The first is the primary topic of this hearing. The need for a strong, well resourced and effective ONDCP has never been more important. A policy office directly tied to the Office of the President not only sends a message to the public about the importance of effective drug policy but it also ensures more effective development of integrated, cross-federal government programs and policies. ONDCP plays an essential role in being an integrator and coordinator for the widely disparate addiction fighting efforts of HHS’s SAMHSA, NIDA, CDC and FDA as well as programs and activities in the VA, DOD and Indian Health Service. Interagency discussions and collaborations will be ineffective without this singular collaboration entity empowered to work across stove-piped efforts and programs. Addiction fighting advocates are pleased with ONDCP’s emphasis on addressing the opioid addiction epidemic as a public health and not criminal justice issue, with the Drug Free Communities Program empowering local communities to address prevention at a local level and for its’ championing expanded access to evidenced-treatment. Loss of the recent momentum created by ONDCP in these areas would be seen as a significant blow to the fight to end the epidemic.

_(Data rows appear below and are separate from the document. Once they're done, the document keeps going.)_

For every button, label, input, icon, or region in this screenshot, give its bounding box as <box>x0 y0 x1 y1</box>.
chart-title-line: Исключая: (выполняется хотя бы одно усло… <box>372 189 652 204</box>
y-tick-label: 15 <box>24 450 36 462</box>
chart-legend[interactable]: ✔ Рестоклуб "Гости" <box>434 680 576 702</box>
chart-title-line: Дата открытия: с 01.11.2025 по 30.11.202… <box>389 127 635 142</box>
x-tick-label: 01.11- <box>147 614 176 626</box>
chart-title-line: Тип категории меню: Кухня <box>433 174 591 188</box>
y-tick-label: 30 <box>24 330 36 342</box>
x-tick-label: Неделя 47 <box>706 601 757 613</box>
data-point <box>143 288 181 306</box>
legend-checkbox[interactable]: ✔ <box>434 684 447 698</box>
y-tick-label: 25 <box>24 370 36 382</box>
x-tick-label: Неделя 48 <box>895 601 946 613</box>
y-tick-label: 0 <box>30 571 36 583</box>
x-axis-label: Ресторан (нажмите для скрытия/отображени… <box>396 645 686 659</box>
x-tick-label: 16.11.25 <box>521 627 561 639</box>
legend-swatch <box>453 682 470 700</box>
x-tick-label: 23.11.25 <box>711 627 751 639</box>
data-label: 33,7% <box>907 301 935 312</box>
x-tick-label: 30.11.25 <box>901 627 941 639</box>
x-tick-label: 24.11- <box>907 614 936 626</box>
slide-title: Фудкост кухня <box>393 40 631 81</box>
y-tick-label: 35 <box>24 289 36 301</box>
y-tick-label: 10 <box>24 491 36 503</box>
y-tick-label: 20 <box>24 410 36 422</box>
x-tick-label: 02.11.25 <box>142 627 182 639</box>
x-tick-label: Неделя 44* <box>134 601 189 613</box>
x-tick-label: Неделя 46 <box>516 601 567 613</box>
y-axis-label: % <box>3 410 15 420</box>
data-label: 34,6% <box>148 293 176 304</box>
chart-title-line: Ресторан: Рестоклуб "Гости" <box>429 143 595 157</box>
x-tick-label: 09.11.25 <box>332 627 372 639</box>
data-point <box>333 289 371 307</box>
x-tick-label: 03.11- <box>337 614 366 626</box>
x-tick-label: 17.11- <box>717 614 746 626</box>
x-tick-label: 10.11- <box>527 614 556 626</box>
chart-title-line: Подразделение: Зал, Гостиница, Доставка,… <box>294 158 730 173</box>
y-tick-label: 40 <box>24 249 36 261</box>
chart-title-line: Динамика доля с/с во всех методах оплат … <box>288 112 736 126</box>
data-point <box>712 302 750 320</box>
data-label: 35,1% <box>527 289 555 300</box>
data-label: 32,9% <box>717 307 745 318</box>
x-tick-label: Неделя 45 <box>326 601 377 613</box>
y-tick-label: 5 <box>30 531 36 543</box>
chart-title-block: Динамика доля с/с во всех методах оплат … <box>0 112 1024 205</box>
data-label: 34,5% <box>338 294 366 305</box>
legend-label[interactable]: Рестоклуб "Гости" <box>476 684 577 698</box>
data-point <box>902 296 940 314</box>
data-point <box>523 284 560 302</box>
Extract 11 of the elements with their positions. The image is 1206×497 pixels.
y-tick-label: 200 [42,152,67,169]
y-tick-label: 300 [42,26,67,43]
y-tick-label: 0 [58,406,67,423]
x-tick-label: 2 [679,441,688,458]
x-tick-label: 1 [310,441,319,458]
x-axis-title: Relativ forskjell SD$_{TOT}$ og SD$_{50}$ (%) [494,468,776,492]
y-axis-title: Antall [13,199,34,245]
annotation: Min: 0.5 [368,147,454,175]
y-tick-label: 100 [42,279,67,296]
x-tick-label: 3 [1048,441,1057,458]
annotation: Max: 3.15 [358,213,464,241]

The second imperative is reliable, continuous coverage of addiction treatment, especially medication-assisted therapy, as an essential benefit under any proposal to re-engineer our nation’s health care system. Even with a good family insurance plan and the benefit of continued young- adult coverage provided by the Affordable Care Act, finding physicians with authorization to prescribe buprenorphine was difficult for my son. We must find ways to expand the number of physicians prescribing addiction fighting medications and also ensure insurance companies and providers do so at a reasonable cost.

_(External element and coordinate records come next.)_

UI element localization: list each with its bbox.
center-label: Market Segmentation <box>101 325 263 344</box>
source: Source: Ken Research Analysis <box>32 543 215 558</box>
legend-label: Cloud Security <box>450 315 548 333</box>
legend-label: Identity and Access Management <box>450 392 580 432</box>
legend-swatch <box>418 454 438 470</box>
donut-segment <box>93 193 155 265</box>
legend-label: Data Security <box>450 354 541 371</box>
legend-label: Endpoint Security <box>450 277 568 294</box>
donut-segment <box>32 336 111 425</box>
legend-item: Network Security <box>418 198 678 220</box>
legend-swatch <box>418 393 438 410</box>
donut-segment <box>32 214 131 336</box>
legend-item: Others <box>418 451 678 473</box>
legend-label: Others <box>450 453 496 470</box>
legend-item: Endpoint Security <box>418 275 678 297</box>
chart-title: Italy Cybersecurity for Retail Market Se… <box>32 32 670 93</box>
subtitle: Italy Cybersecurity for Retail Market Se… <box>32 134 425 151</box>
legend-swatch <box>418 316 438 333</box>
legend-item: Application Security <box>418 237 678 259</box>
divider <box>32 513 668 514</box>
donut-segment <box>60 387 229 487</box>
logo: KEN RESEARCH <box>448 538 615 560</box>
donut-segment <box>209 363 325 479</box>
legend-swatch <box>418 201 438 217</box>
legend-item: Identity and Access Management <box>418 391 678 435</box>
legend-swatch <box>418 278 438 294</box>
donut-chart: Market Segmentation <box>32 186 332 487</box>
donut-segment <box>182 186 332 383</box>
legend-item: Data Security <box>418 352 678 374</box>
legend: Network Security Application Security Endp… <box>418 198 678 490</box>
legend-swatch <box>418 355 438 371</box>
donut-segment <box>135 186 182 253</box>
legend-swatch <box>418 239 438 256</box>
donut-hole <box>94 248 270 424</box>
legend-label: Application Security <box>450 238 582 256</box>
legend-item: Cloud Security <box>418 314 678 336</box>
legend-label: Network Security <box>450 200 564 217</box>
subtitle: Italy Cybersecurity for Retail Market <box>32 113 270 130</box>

Access to medication-assisted treatment already remains elusive for far too many patients – changes to the nation’s health care system that remove mental health and substance use disorder coverage as an essential benefit will be a disaster for those, like my son, seeking such help.

Contemplated reductions in Medicaid coverage, which is now providing addiction treatment to vast numbers of people previously without any help, may become a death sentence for some. Finally, substitution of a possible opioid fund to offset Medicaid coverage, subject to annual appropriations decisions, is not an effective solution for a continuously expanding public health crisis.

Mr. Chairman and members of the committee thank you again for addressing the need for an effective ONDCP as part of the federal government’s effort to combat the opioid addiction crisis. We need to ensure federal entities do their part to appropriately protect our loved ones and the public health. American’s suffering from this scourge deserve no less.